Abandonando el templo interior, el imán recorrió una corta distancia por un corredor hasta la estancia donde daba audiencia. Al igual que el templo interior, la sala daba la impresión de estar aislada del mundo exterior. No tenía ventanas y sus únicas entradas se alcanzaban sólo tras recorrer largos y sinuosos pasillos. El suelo era de mármol negro. Unas altas columnas de mármol sostenían un techo de marfil labrado que había sido transportado en bloques desde las Grandes Estepas de Tara-kan y cuyas figuras decorativas representaban las numerosas bendiciones que Quar otorgaba a su gente. Iluminada por enormes braseros de carbón que descansaban en trípodes en cada esquina de la cuadrada estancia, la cámara de audiencias del imán estaba vacía de todo objeto a excepción de un único pero maravilloso sillón de madera.
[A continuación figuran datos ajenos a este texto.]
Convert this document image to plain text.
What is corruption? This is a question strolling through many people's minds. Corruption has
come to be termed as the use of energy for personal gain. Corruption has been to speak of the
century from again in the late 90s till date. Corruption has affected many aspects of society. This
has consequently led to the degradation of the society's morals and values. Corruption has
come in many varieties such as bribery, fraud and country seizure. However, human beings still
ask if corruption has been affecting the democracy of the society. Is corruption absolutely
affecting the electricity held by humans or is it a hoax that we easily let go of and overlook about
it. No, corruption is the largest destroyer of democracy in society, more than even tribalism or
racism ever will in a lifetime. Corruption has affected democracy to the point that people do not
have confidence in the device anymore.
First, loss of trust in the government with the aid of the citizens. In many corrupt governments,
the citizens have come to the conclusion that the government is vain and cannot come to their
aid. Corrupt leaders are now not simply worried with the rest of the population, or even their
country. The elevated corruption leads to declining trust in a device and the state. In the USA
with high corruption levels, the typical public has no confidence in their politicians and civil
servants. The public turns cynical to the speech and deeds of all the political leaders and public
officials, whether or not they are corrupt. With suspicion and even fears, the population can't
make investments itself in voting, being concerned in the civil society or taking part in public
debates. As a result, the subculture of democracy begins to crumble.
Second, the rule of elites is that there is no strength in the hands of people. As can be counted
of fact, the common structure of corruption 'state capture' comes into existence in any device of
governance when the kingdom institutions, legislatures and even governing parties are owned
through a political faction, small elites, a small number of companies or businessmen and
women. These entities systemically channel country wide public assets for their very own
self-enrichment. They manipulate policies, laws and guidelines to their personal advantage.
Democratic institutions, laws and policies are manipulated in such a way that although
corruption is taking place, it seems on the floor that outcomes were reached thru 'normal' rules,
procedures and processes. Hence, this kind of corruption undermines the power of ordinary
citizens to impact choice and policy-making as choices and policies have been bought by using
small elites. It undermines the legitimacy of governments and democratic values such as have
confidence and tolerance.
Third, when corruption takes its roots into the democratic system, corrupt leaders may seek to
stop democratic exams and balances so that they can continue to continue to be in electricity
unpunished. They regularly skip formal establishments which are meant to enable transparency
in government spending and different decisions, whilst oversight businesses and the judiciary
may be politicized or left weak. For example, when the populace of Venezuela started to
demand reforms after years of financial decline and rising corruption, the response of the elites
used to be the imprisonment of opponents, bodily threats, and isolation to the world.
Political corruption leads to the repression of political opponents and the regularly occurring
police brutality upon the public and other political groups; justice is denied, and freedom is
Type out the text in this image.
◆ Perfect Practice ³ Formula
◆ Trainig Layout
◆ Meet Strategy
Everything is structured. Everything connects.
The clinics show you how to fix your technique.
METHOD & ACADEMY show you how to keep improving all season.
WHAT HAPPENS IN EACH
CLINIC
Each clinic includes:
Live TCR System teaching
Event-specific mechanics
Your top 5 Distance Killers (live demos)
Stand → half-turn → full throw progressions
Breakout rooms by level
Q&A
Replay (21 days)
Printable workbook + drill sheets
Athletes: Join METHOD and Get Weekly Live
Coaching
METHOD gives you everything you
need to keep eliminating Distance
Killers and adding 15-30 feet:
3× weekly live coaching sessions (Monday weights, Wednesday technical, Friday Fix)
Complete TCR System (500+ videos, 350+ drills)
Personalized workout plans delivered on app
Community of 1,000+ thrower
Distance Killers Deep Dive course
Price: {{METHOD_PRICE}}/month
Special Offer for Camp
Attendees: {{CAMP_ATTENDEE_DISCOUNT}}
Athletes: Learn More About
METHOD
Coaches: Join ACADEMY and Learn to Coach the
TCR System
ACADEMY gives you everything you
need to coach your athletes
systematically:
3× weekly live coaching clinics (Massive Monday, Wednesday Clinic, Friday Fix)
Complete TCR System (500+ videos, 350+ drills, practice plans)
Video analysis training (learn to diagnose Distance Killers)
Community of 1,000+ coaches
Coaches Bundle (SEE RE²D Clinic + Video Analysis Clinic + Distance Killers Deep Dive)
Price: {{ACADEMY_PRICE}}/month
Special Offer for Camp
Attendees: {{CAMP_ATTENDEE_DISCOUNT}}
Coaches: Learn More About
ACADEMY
Aquel sillón había sido enviado desde Khandar, y su valor superaba probablemente al del templo entero con todo el resto del mobiliario, ya que había sido tallado en
saksaul
. Existente solamente en las arenas impregnadas de sal del Pagrah oriental, el
saksaul
era un árbol venerado desde siempre por sus inusitadas propiedades. Su madera negra era muy dura y, sin embargo, a la hora de tallarla, se astillaba y rompía como el cristal. Por esta razón, el artesano había de trabajar con extraordinario cuidado y hasta las piezas más pequeñas podían llevar muchos meses de trabajo. La madera era pesada y se hundía en el agua. Cuando se quemaba, el
saksaul
desprendía unos humos fragantes y especiosos que producían una especie de embriaguez. La ceniza que quedaba era a menudo cuidadosamente preservada y utilizada por los médicos para la elaboración de diversas medicinas.

Y, lo más curioso de todo, el árbol crecía bajo la arena; su serpentíneo tronco, que llegaba a medir más de diez metros de largo, yacía enterrado a más de veinticinco centímetros por debajo de la superficie.

Sentado en el sillón de
saksaul
, de cuyos labrados ornamentales se decía que habían llevado a varios artesanos muchos años de penosa labor, Feisal comenzó a repasar en su mente todos los informes que había recibido y todo cuanto él mismo había observado acerca de Meryem. Uno por uno los fue considerando y tanteando, del mismo modo que un mendigo tantea monedas de oro.

Los soldados de Qannadi habían encontrado a la espía y concubina del amir yaciendo inconsciente en el campamento de los nómadas. La habían desposeído de la mayor parte de sus ropas y enseres, incluyendo todos sus poderosos avíos mágicos. Cuando el amir la interrogó, Meryem le había dicho que uno de sus soldados la había confundido con una sucia
kafir
y había intentado violarla. Indicó cuál era el hombre y contempló con ofendida inocencia cómo lo castigaban azotándolo casi hasta la muerte.

El amir, sin embargo, no la había creído, ni tampoco Feisal. Los soldados de Qannadi habían recibido órdenes, bajo pena de castración, de no molestar a ninguna mujer. También habían recibido instrucciones de vigilar a Meryem y de rescatarla de los nómadas si veían que se encontraba en peligro. La idea de que uno de sus hombres llegara a arriesgar su vida violentando a la concubina del amir resultaba ridicula. Pero el amir no tenía prueba alguna, aparte de las desesperadas protestas de inocencia del soldado, de modo que no había tenido más remedio que castigar al pobre infeliz. Qannadi no llevó a cabo su amenaza de castración en este caso, pero una buena azotaina de vez en cuando resultaba bastante útil para mantener la disciplina; y, si el soldado no merecía el castigo por aquella infracción, seguramente lo merecía por alguna otra cosa.